What is it, you’re wondering? First, why did I want this thing? For various reasons, though I love coffee, I no longer drink it every day. For a few years, I bemoaned that nothing else substituted for that indulgence and the simply good feeling of coffee first thing in the morning. Tea didn’t cut it. I even experimented with expensive teas. Nope.
Then I discovered Indian-style chai, brewed with real spices and herbs, not the tea bags or chai syrup that the chain coffee shops serve. I had had chai many years before, homemade by friends from India. But I had forgotten about it.
I now make a chai concentrate that lasts me almost two weeks. I put some in my cup, add my milk product of choice, usually soy, and heat it up. I might love it more than coffee. When I make this concentrate, I end up with almost four cups of spent cinnamon bark, ginger, tea, and the other spices. There’s so much, I’ve even tried brewing another batch of chai from it, but it is weak and inferior. So that bowl of spent chai ingredients goes into the compost once it has cooled.
I have a fuzzy goal of locally acquiring or growing the chai ingredients. My experiment growing edible ginger has worked. I’ve tried growing it in a few spots on our land as well as a pot. Because it can problematically spread (not my problem yet), I think I’ll grow it in pots. It burst its pot in under a year, though.
I buy Ceylon Cinnamon bark (look up the difference between it and the usual cassia cinnamon) from nearby Adaptations, where I get weekly locally grown produce. They’re very close by and their farm is about the same elevation as ours.
In any case, what I’ve been wanting for years was Ceylon cinnamon, also known as true cinnamon, Cinnamomum zeylanicum or Cinnamomum verum. The bark is expensive, and the plant is expensive and a slow grower. It will be many years before we could ever grow the amount I consume, but why not get started and plant the tree? I just need one or two trees for now, for my personal consumption and to learn about the tree. They can apparently attain a height of 30-45 feet! Mine won’t, though, because I want to harvest it.

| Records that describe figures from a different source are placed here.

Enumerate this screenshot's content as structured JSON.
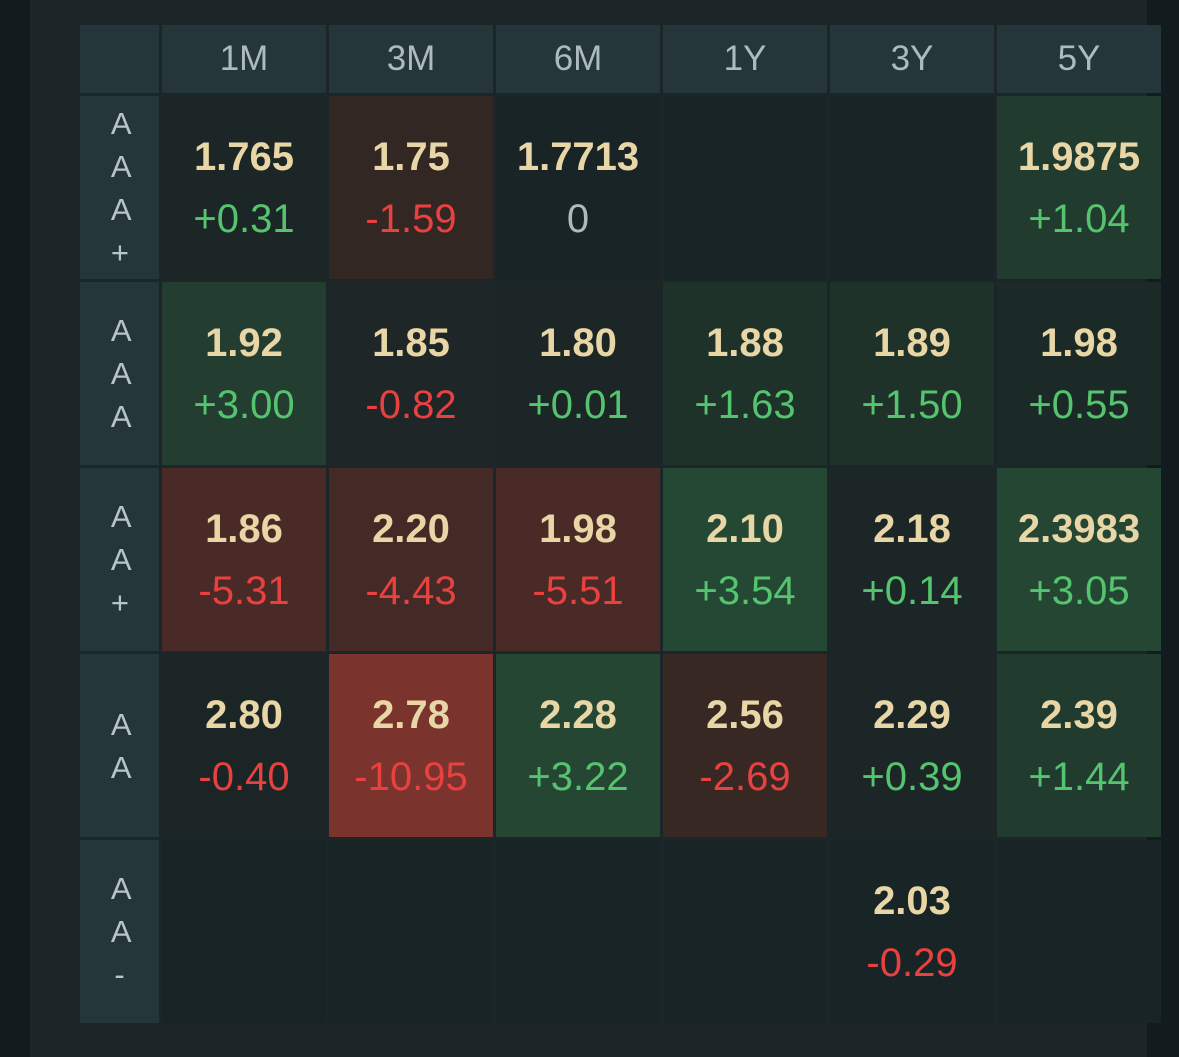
{
  "columns": [
    "1M",
    "3M",
    "6M",
    "1Y",
    "3Y",
    "5Y"
  ],
  "rows": [
    {
      "label": "AAA+",
      "cells": [
        {
          "price": "1.765",
          "change": "+0.31",
          "dir": "pos",
          "bg": "#1c2627"
        },
        {
          "price": "1.75",
          "change": "-1.59",
          "dir": "neg",
          "bg": "#332723"
        },
        {
          "price": "1.7713",
          "change": "0",
          "dir": "zero",
          "bg": "#182426"
        },
        {
          "price": "",
          "change": "",
          "dir": "",
          "bg": "#182426"
        },
        {
          "price": "",
          "change": "",
          "dir": "",
          "bg": "#182426"
        },
        {
          "price": "1.9875",
          "change": "+1.04",
          "dir": "pos",
          "bg": "#213b2f"
        }
      ]
    },
    {
      "label": "AAA",
      "cells": [
        {
          "price": "1.92",
          "change": "+3.00",
          "dir": "pos",
          "bg": "#233e31"
        },
        {
          "price": "1.85",
          "change": "-0.82",
          "dir": "neg",
          "bg": "#1f2627"
        },
        {
          "price": "1.80",
          "change": "+0.01",
          "dir": "pos",
          "bg": "#1c2627"
        },
        {
          "price": "1.88",
          "change": "+1.63",
          "dir": "pos",
          "bg": "#1e3229"
        },
        {
          "price": "1.89",
          "change": "+1.50",
          "dir": "pos",
          "bg": "#1e3229"
        },
        {
          "price": "1.98",
          "change": "+0.55",
          "dir": "pos",
          "bg": "#1c2a27"
        }
      ]
    },
    {
      "label": "AA+",
      "cells": [
        {
          "price": "1.86",
          "change": "-5.31",
          "dir": "neg",
          "bg": "#4a2a26"
        },
        {
          "price": "2.20",
          "change": "-4.43",
          "dir": "neg",
          "bg": "#442a26"
        },
        {
          "price": "1.98",
          "change": "-5.51",
          "dir": "neg",
          "bg": "#4a2a26"
        },
        {
          "price": "2.10",
          "change": "+3.54",
          "dir": "pos",
          "bg": "#254834"
        },
        {
          "price": "2.18",
          "change": "+0.14",
          "dir": "pos",
          "bg": "#1c2627"
        },
        {
          "price": "2.3983",
          "change": "+3.05",
          "dir": "pos",
          "bg": "#244633"
        }
      ]
    },
    {
      "label": "AA",
      "cells": [
        {
          "price": "2.80",
          "change": "-0.40",
          "dir": "neg",
          "bg": "#1c2526"
        },
        {
          "price": "2.78",
          "change": "-10.95",
          "dir": "neg",
          "bg": "#7a342d"
        },
        {
          "price": "2.28",
          "change": "+3.22",
          "dir": "pos",
          "bg": "#244633"
        },
        {
          "price": "2.56",
          "change": "-2.69",
          "dir": "neg",
          "bg": "#372823"
        },
        {
          "price": "2.29",
          "change": "+0.39",
          "dir": "pos",
          "bg": "#1c2627"
        },
        {
          "price": "2.39",
          "change": "+1.44",
          "dir": "pos",
          "bg": "#213b2f"
        }
      ]
    },
    {
      "label": "AA-",
      "cells": [
        {
          "price": "",
          "change": "",
          "dir": "",
          "bg": "#182426"
        },
        {
          "price": "",
          "change": "",
          "dir": "",
          "bg": "#182426"
        },
        {
          "price": "",
          "change": "",
          "dir": "",
          "bg": "#182426"
        },
        {
          "price": "",
          "change": "",
          "dir": "",
          "bg": "#182426"
        },
        {
          "price": "2.03",
          "change": "-0.29",
          "dir": "neg",
          "bg": "#182426"
        },
        {
          "price": "",
          "change": "",
          "dir": "",
          "bg": "#182426"
        }
      ]
    }
  ]
}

I recently read about Tommy Greenwell growing black Pohnpei pepper commercially. Pepper and (true) cardamom are other plants on my scout-out-list. I’ve grown cardamom before from a plant I bought at a California farmers market, but I think it was a “false cardamom,” no fruit (the seller said as such). The leaves were wonderfully fragrant if you’d bruise or squish them in your hand. Bea took part of that plant many years ago, and her plant grew and flourished and eventually was even exhibited at the Orange County Fair.
The handover of the cinnamon seedlings was made in the Home Depot parking lot. The seller has various health issues. Growing cinnamon and intending to sell seedlings locally and by mail is a side job he thinks he can handle. I wish him luck. And myself, too.

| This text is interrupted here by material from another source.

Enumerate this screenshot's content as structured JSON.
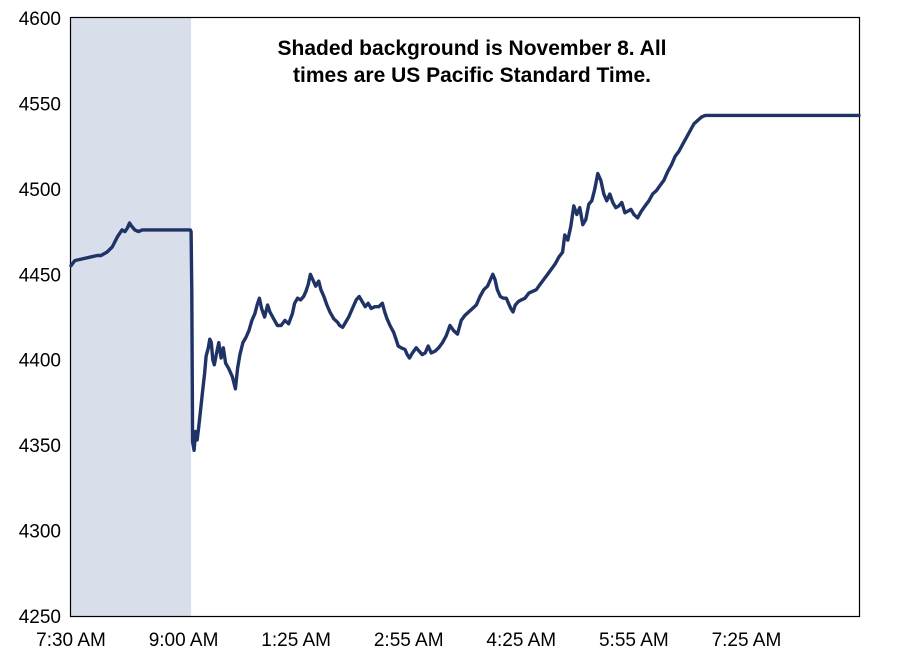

2 thoughts on “Once again, surprise, it’s a new year!”
An interesting narrative, Sharlene. I’ve not tried any chai. My image is that it is too sweet and, I will confess but don’t tell anyone, it strikes me as too “girly.” (Give me a break. I’m an old fart, not fully reformed.)
I am distressed to think that the cardamom plant I adopted from you may never bear fruit. I’ve read that the plant needs 4 or 5 years to mature and fruit but now I expect never. This, however, is only an emotional blow with no practical consequence because I don’t recall ever consuming cardamom.
Chai is often served sweet, but it doesn’t have to be. I make my chai unsweetened. Then whoever drinks it can sweeten it to his/her taste. Yes, I think that cardamom is a “false cardamom,” not sure if it’s Alpinia mutica or Alpinia nutans. Just enjoy it as a plant, and divide and share when you think the pot looks too full.